Expulsaron la escritura lo suficiente para dejar el campo a un nuevo
manuscrito, pero no lo bastante para que las huellas del manuscrito más
antiguo no fuesen irrecuperables. ¿Qué más hubieran podido conseguir la
magia y Hermes Trimegisto? ¿Qué pensarías, bella lectora, de un
problema como éste?: escribir un libro que tenga sentido para tu propia
generación y no lo tenga para la próxima, cuyo sentido se reavive en la
siguiente y vuelva a perderse en la cuarta, y así alternativamente,
desapareciendo en la noche o resplandeciendo a la luz del día, como el
Aretusa, río siciliano, o el Mole, río inglés, o como el movimiento de la
piedra achatada que lanzan los muchachos rozando la piel del río, ya
hundiéndose en el agua, ya tocando la superficie, sumergiéndose
pesadamente en lo oscuro, surgiendo ligera a la luz, en una larga serie de
alternancia. El problema, respondes, es imposible de resolver. En realidad
no es más difícil que ordenar a una generación que mate, pero de manera
que la generación siguiente devuelva a la vida; que sepulte a fin de que la
posteridad mande levantarse otra vez. Sin embargo, esto fue lo que logró
la tosca química de viejas edades al combinarse con la reacción de la
química más refinada de nuestro tiempo. Si ellos hubieran sido mejores
químicos, si nosotros lo hubiésemos sido peores, no se lograra el efecto
mixto; o sea, que muriendo para ellos la flor reviviese para nosotros. Ellos
alcanzaron lo que se habían propuesto; tuvieron éxito, ya que sobre sus
resultados construyeron lo que querían, y sin embargo no lo tuvieron
pues nosotros deshacemos su obra; borramos lo de encima, la inscripción
que superpusieron; restauramos lo de abajo, lo que habían borrado.
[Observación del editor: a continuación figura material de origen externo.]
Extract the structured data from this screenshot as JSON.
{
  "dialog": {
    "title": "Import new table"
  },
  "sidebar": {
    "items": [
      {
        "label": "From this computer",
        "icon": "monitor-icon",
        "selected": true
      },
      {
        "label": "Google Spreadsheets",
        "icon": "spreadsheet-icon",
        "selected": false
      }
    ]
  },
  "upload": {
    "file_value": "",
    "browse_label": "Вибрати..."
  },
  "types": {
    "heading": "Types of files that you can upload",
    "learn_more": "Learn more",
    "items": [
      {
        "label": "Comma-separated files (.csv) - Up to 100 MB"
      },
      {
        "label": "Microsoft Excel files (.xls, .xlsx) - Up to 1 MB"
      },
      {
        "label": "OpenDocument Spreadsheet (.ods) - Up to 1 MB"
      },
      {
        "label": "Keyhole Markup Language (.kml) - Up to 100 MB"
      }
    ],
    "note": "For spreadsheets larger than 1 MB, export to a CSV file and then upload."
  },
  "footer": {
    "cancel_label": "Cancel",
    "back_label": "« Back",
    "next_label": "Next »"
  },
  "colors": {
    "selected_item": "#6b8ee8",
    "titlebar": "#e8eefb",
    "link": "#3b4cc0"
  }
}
He aquí, por ejemplo, un pergamino que contiene una tragedia griega,


el Agamenón de Esquilo o Las fenicias de Eurípides. Estos textos, que a
cada generación se volvían más raros, tuvieron un valor casi incalculable
para los helenistas. Pero han pasado cuatro siglos de la destrucción del
Imperio de Occidente. La cristiandad, con sus altísimas grandezas de otra
índole, ha fundado un imperio distinto; algún monje fanático, y quizá
santo, borra (está convencido) la tragedia pagana y la sustituye con una
leyenda monástica; leyenda de incidentes desfigurados por las fábulas y,
sin embargo, verdadera en su sentido más elevado, puesto que se halla
entretejida con la moral cristiana y con la más sublime de las revelaciones
cristianas. Durante tres, cuatro, cinco siglos, el hombre seguirá siendo tan
devoto como antes; pero los idiomas se olvidan y una nueva época
sobreviene hasta para la devoción cristiana, encauzándola en el celo de
las cruzadas o el entusiasmo de la caballería. Ahora se escribe en la
membrana un poema caballeresco: el Mío Cid o Corazón de León; Tristán
o el Lybaeus Disconus. De esta manera, gracias a la química imperfecta de
la época medieval, el mismo rollo ha servido para conservar tres
generaciones distintas de flores y frutos, todas ellas diferentes entre sí y
todas particularmente adaptadas a las necesidades de los sucesivos
poseedores. La tragedia griega, la leyenda monacal, el poema caballeresco
dominan cada uno su propia época. Una cosecha después de otra,
recogidas en distintas edades, vinieron a acumularse en los hórreos del
hombre, en las mismas fuentes de mármol, la misma maquinaria
hidráulica repartió agua, leche y vino, según los usos y costumbres de las
generaciones que acudían a calmar su sed.

[…]

¿Qué es el cerebro humano, si no un palimpsesto natural y poderoso?


Mi cerebro es un palimpsesto; tu cerebro, ¡oh lector!, es un palimpsesto.
Sobre tu cerebro han ido cayendo, con la suavidad de la luz, capaz de
ideas, imágenes y sentimientos. Cada generación parece enterrar a todas
las anteriores, aunque en realidad ninguna se haya extinguido.1

1
En Suspiria de profundis (Continuación de Las confesiones de un inglés comedor de
opio), Thomas de Quincey, trad. de Luis Loayza. Alianza Editorial, Madrid, 2008.